"La seule chose qui intéresse les trois opérateurs, c'est de récupérer le chiffre d'affaires de SFR": le rachat de l'opérateur pourrait se transformer "en casse sociale monstrueuse" avec deux tiers des emplois menacés
La maison-mère de SFR, Altice France, a conclu en juin un protocole d'accord avec Orange, Free et Bouygues Telecom pour la vente de l'opérateur, une opération à plus de 20 milliards de dollars dont les conséquences pour l'emploi pourraient être lourdes. Chez SFR, le climat est à la préoccupation.
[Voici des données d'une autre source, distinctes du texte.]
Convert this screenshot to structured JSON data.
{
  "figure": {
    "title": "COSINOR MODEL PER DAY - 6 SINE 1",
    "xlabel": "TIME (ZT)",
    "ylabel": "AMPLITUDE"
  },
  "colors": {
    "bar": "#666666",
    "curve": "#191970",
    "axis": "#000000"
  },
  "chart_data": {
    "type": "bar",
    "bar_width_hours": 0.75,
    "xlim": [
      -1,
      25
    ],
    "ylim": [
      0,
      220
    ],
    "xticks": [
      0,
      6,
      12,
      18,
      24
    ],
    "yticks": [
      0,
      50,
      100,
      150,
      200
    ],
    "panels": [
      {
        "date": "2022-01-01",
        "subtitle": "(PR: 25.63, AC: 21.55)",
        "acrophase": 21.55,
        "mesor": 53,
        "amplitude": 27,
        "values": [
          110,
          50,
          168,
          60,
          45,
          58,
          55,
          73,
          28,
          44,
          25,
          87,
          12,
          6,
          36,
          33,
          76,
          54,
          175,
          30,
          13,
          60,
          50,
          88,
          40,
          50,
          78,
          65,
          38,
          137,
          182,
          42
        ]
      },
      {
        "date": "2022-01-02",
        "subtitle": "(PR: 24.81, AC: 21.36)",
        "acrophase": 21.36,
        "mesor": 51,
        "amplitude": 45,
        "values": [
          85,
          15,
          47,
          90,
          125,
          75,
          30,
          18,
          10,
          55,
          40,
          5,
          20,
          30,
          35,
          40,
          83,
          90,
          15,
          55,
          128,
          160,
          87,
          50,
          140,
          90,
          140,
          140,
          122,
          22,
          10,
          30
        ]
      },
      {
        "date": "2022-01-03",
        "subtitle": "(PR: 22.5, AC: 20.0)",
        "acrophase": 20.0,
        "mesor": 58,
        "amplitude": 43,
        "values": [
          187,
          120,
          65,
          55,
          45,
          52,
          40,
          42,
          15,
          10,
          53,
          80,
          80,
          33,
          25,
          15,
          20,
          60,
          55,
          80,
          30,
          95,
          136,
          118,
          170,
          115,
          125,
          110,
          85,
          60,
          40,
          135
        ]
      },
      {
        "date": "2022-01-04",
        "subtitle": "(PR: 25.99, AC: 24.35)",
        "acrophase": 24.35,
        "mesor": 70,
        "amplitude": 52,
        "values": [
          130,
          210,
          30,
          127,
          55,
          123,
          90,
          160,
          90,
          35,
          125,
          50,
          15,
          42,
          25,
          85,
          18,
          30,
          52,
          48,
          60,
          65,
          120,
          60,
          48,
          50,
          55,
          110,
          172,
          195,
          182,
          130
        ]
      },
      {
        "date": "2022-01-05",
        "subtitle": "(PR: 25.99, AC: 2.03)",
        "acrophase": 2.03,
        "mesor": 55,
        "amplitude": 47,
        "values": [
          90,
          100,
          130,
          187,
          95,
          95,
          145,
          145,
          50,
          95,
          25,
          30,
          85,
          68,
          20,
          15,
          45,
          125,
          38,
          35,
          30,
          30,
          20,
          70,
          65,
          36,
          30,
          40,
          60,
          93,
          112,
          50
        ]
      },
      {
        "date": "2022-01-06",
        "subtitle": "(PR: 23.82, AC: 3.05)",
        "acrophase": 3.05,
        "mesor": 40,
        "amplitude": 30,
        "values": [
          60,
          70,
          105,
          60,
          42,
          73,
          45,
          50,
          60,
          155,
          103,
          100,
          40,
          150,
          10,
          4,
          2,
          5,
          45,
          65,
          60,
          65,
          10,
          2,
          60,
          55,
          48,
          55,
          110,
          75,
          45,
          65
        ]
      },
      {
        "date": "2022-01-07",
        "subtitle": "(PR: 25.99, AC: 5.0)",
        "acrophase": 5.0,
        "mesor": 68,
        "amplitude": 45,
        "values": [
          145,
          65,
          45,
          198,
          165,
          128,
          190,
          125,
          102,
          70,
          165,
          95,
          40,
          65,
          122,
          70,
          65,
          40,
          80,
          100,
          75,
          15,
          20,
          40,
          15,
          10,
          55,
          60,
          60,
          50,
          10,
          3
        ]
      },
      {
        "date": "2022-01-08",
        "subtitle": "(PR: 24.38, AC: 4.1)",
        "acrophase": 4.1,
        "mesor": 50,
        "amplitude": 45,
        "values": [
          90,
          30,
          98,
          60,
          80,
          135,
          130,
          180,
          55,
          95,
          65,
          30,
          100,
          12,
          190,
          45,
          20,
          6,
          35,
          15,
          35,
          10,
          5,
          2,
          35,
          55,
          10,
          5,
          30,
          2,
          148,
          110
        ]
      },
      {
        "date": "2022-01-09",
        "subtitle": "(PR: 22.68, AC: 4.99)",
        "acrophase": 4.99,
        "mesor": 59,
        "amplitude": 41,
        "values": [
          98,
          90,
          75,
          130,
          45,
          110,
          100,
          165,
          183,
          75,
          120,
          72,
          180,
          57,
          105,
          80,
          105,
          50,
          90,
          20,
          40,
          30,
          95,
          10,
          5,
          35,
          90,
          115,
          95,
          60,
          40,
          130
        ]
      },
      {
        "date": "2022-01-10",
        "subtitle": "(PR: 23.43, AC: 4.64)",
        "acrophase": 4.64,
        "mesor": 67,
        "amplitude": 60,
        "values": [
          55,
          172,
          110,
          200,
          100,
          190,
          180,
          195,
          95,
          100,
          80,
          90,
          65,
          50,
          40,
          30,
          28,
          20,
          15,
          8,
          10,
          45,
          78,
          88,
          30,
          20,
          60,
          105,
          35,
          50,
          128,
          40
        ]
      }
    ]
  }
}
Sa vente menacerait deux tiers des 8.000 emplois de l'opérateur, raison pour laquelle les syndicats redoutent "une casse sociale monstrueuse". Abdelkader Choukrane, élu au CSE et secrétaire général du syndicat majoritaire Unsa décrit à l'AFP l'"inquiétude généralisée" et grandissante parmi les salariés de l'entreprise, depuis que sa maison mère, Altice France, a conclu début juin un protocole d'accord avec Bouygues Telecom, Free et Orange pour la vente de l'opérateur à 20,35 milliards d'euros.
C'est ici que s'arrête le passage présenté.